In January 2017, Michael Harmeyer filed his sixth amended complaint under Indiana’s False Claims and Whistleblower Protection Act, alleging that several Indiana grocery stores failed to properly collect and remit sales tax to the state on candy, soft drinks, prepared food and dietary supplements. During a two-year period, Harmeyer went on a “spending spree” and purchased items from the Indiana stores and recorded those that he claimed should have been subject to sales tax, but were not.  He ultimately concluded that 1,400 of his purchases from various grocery stores were improperly untaxed items.

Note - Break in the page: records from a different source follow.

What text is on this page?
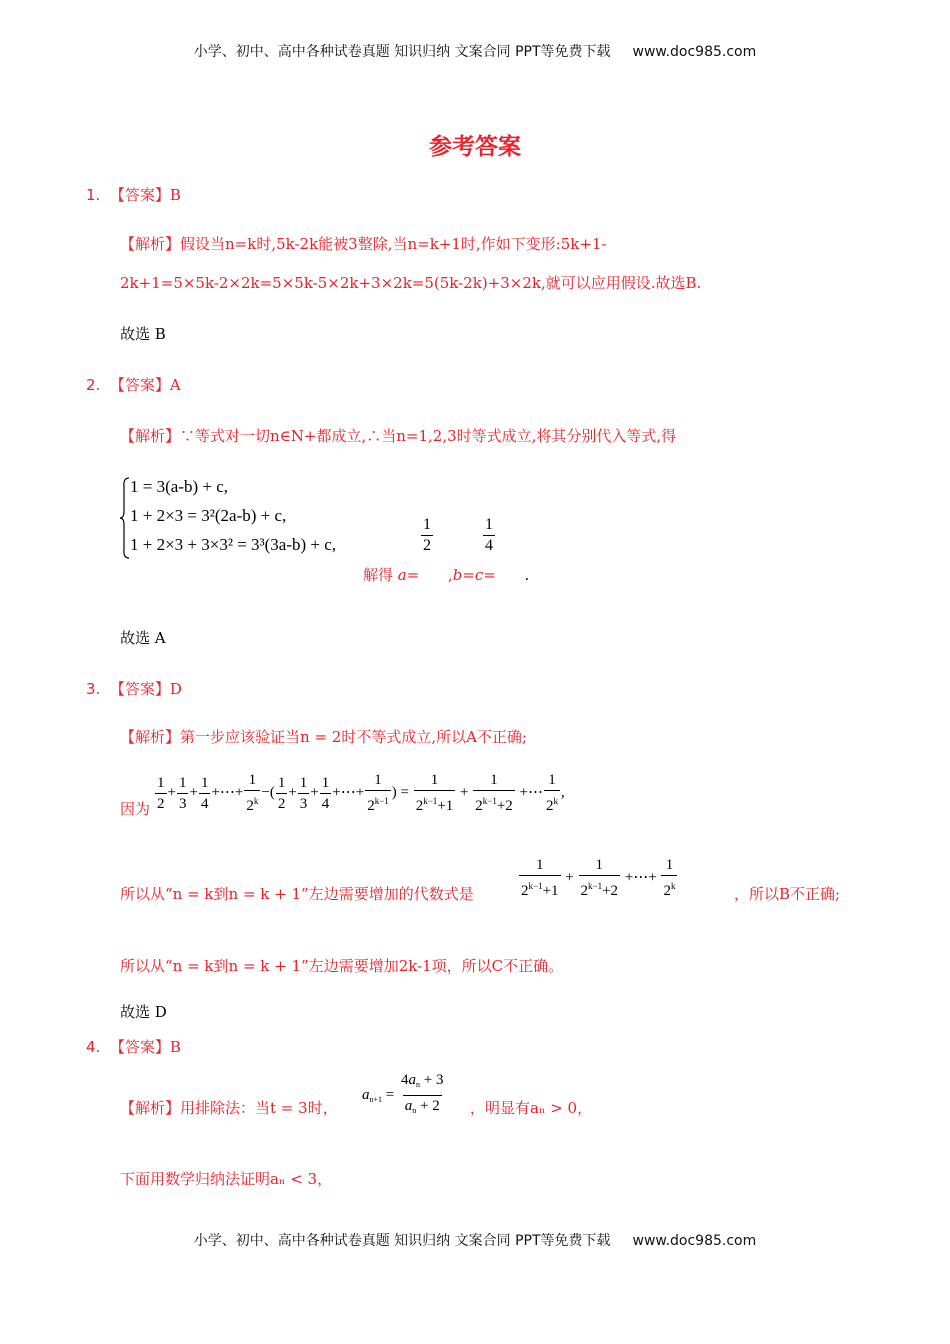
小学、初中、高中各种试卷真题 知识归纳 文案合同 PPT等免费下载 www.doc985.com
参考答案
1. 【答案】B
【解析】假设当n=k时,5k-2k能被3整除,当n=k+1时,作如下变形:5k+1-
2k+1=5×5k-2×2k=5×5k-5×2k+3×2k=5(5k-2k)+3×2k,就可以应用假设.故选B.
故选 B
2. 【答案】A
【解析】∵等式对一切n∈N+都成立,∴当n=1,2,3时等式成立,将其分别代入等式,得
1 = 3(a-b) + c,
1 + 2×3 = 3²(2a-b) + c,
1 + 2×3 + 3×3² = 3³(3a-b) + c,	$\frac{1}{2}$	$\frac{1}{4}$
解得 a=      ,b=c=      .
故选 A
3. 【答案】D
【解析】第一步应该验证当n = 2时不等式成立,所以A不正确;
因为 $\frac{1}{2} + \frac{1}{3} + \frac{1}{4}$ +⋯+ $\frac{1}{2^k}$ −( $\frac{1}{2} + \frac{1}{3} + \frac{1}{4}$ +⋯+ $\frac{1}{2^{k-1}}$ ) = $\frac{1}{2^{k-1}+1} + \frac{1}{2^{k-1}+2}$ +⋯ $\frac{1}{2^k}$ ,
所以从“n = k到n = k + 1”左边需要增加的代数式是	$\frac{1}{2^{k-1}+1} + \frac{1}{2^{k-1}+2}$ +⋯+ $\frac{1}{2^k}$	，所以B不正确;
所以从“n = k到n = k + 1”左边需要增加2k-1项，所以C不正确。
故选 D
4. 【答案】B
【解析】用排除法：当t = 3时，
$a_{n+1} = \frac{4a_n + 3}{a_n + 2}$ ，明显有aₙ > 0，
下面用数学归纳法证明aₙ < 3，
小学、初中、高中各种试卷真题 知识归纳 文案合同 PPT等免费下载 www.doc985.com
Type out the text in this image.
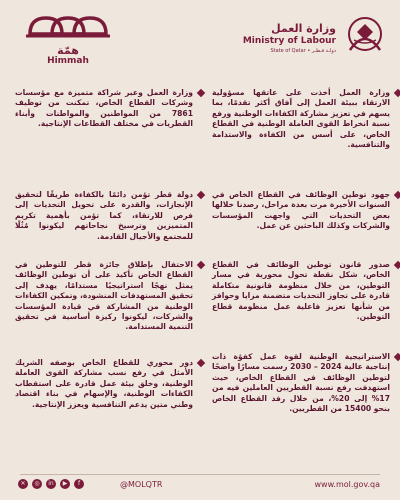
همّة
Himmah
وزارة العمل
Ministry of Labour
State of Qatar • دولـة قـطـر
وزارة العمل أخذت على عاتقها مسؤولية الارتقاء ببيئة العمل إلى آفاق أكثر تقدمًا، بما يسهم في تعزيز مشاركة الكفاءات الوطنية ورفع نسبة انخراط القوى العاملة الوطنية في القطاع الخاص، على أسس من الكفاءة والاستدامة والتنافسية.
وزارة العمل وعبر شراكة متميزة مع مؤسسات وشركات القطاع الخاص، تمكنت من توظيف 7861 من المواطنين والمواطنات وأبناء القطريات في مختلف القطاعات الإنتاجية.
جهود توطين الوظائف في القطاع الخاص في السنوات الأخيرة مرت بعدة مراحل، رصدنا خلالها بعض التحديات التي واجهت المؤسسات والشركات وكذلك الباحثين عن عمل.
دولة قطر تؤمن دائمًا بالكفاءة طريقًا لتحقيق الإنجازات، والقدرة على تحويل التحديات إلى فرص للارتقاء، كما تؤمن بأهمية تكريم المتميزين وترسيخ نجاحاتهم ليكونوا مُثُلًا للمجتمع والأجيال القادمة.
صدور قانون توطين الوظائف في القطاع الخاص، شكل نقطة تحول محورية في مسار التوطين، من خلال منظومة قانونية متكاملة قادرة على تجاوز التحديات متضمنة مزايا وحوافز من شأنها تعزيز فاعلية عمل منظومة قطاع التوطين.
الاحتفال بإطلاق جائزة قطر للتوطين في القطاع الخاص تأكيد على أن توطين الوظائف يمثل نهجًا استراتيجيًا مستدامًا، يهدف إلى تحقيق المستهدفات المنشودة، وتمكين الكفاءات الوطنية من المشاركة في قيادة المؤسسات والشركات، ليكونوا ركيزة أساسية في تحقيق التنمية المستدامة.
الاستراتيجية الوطنية لقوة عمل كفؤة ذات إنتاجية عالية 2024 – 2030 رسمت مسارًا واضحًا لتوطين الوظائف في القطاع الخاص، حيث استهدفت رفع نسبة القطريين العاملين فيه من 17% إلى 20%، من خلال رفد القطاع الخاص بنحو 15400 من القطريين.
دور محوري للقطاع الخاص بوصفه الشريك الأمثل في رفع نسب مشاركة القوى العاملة الوطنية، وخلق بيئة عمل قادرة على استقطاب الكفاءات الوطنية، والإسهام في بناء اقتصاد وطني متين يدعم التنافسية ويعزز الإنتاجية.
✕	◎	in	▶	f	@MOLQTR	www.mol.gov.qa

Harmeyer’s complaint included the fruits of his labor, including a list of purchased items, copies of receipts and photographs of 25 of his purchases. Among them were 131 items listed as nuts that Harmeyer alleged should have been classified as candy, and therefore taxed.

The grocery stores, including The Kroger Company, Kroger Limited Partnership I, KRGP, Inc., Pay Less Super Markets, Inc., and Ralphs Grocery Company, moved to dismiss the complaint, alleging it failed to plead fraud with the specificity required by Indiana Trial Rule 9(B), and that Harmeyer failed to state a claim for relief.

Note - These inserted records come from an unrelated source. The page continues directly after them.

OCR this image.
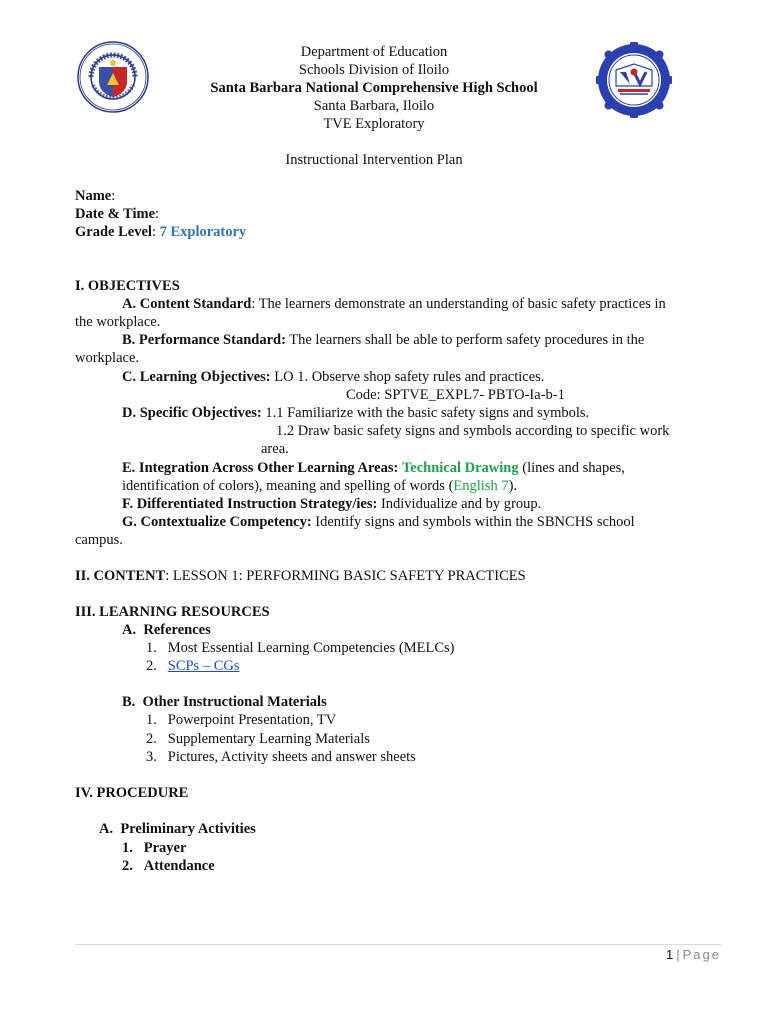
Department of Education
Schools Division of Iloilo
Santa Barbara National Comprehensive High School
Santa Barbara, Iloilo
TVE Exploratory
Instructional Intervention Plan
Name:
Date & Time:
Grade Level: 7 Exploratory
I. OBJECTIVES
A. Content Standard: The learners demonstrate an understanding of basic safety practices in
the workplace.
B. Performance Standard: The learners shall be able to perform safety procedures in the
workplace.
C. Learning Objectives: LO 1. Observe shop safety rules and practices.
Code: SPTVE_EXPL7- PBTO-Ia-b-1
D. Specific Objectives: 1.1 Familiarize with the basic safety signs and symbols.
1.2 Draw basic safety signs and symbols according to specific work
area.
E. Integration Across Other Learning Areas: Technical Drawing (lines and shapes,
identification of colors), meaning and spelling of words (English 7).
F. Differentiated Instruction Strategy/ies: Individualize and by group.
G. Contextualize Competency: Identify signs and symbols within the SBNCHS school
campus.
II. CONTENT: LESSON 1: PERFORMING BASIC SAFETY PRACTICES
III. LEARNING RESOURCES
A. References
1. Most Essential Learning Competencies (MELCs)
2. SCPs – CGs
B. Other Instructional Materials
1. Powerpoint Presentation, TV
2. Supplementary Learning Materials
3. Pictures, Activity sheets and answer sheets
IV. PROCEDURE
A. Preliminary Activities
1. Prayer
2. Attendance
1 | Page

Following the Marion Superior Court’s denial of his compliant, Harmeyer appealed, arguing the trial court erred in its decision. Specifically, he argued the erred by applying the federal, rather than the state, standard for Trial Rule 9(B), and that if it had applied the correct standard, his complaint would have passed muster.

But the appellate court disagreed with Harmeyer, finding no error in the trial court’s use of the language of the federal standard for Trial Rule 9(B), “who, what, when, where, and how.”

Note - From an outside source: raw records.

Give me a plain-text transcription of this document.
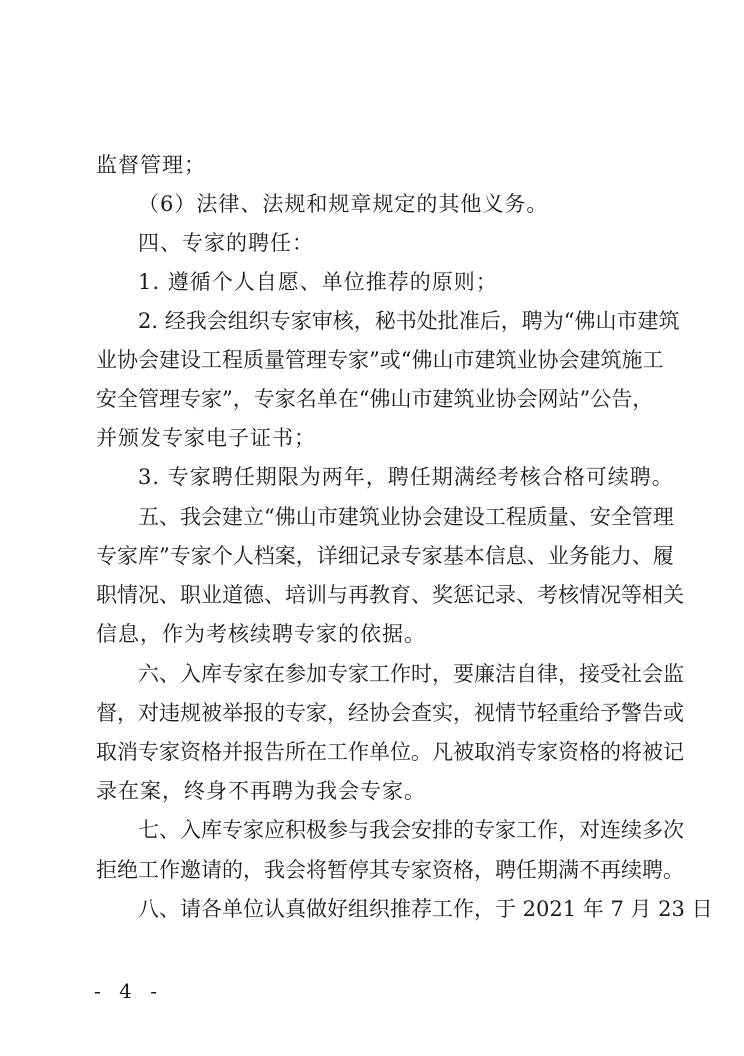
监督管理；
（6）法律、法规和规章规定的其他义务。
四、专家的聘任：
1. 遵循个人自愿、单位推荐的原则；
2. 经我会组织专家审核，秘书处批准后，聘为“佛山市建筑
业协会建设工程质量管理专家”或“佛山市建筑业协会建筑施工
安全管理专家”，专家名单在“佛山市建筑业协会网站”公告，
并颁发专家电子证书；
3. 专家聘任期限为两年，聘任期满经考核合格可续聘。
五、我会建立“佛山市建筑业协会建设工程质量、安全管理
专家库”专家个人档案，详细记录专家基本信息、业务能力、履
职情况、职业道德、培训与再教育、奖惩记录、考核情况等相关
信息，作为考核续聘专家的依据。
六、入库专家在参加专家工作时，要廉洁自律，接受社会监
督，对违规被举报的专家，经协会查实，视情节轻重给予警告或
取消专家资格并报告所在工作单位。凡被取消专家资格的将被记
录在案，终身不再聘为我会专家。
七、入库专家应积极参与我会安排的专家工作，对连续多次
拒绝工作邀请的，我会将暂停其专家资格，聘任期满不再续聘。
八、请各单位认真做好组织推荐工作，于 2021 年 7 月 23 日
- 4 -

“Moreover, Indiana’s Rule 9(B) is nearly identical to and serves the same objectives as its federal counterpart; Indiana’s FCA is likewise substantially similar to its federal counterpart,” Judge John Baker wrote for the panel. “Where a state trial rule is patterned after a federal rule, we will often look to the authorities on the federal rule for aid in construing the state rule.”  

Additionally, while he alleged that the appellees’ fraudulent statements were contained in forms that they submitted to the state, Harmeyer could not say when those forms were submitted or what information they contain, the court found. 

“In other words, Relator’s complaint simply infers from his purchases that the Appellees have engaged in widespread fraudulent conduct and will continue to do so at the expense of the State of Indiana,” Baker wrote.  “Even if we were to relax the Rule 9(B) pleading standards, Relator’s complaint simply does not provide a sufficiently specific picture of the allegations, nor does it substantiate his inference that the Appellees violated the FCA.”

The case is The State of Indiana, ex rel. Harmeyer v. The Kroger Co., Kroger Limited Partnership I, KRGP, Inc., Payless Super Markets, Inc., and Ralphs Grocery Company, 18A-PL-806.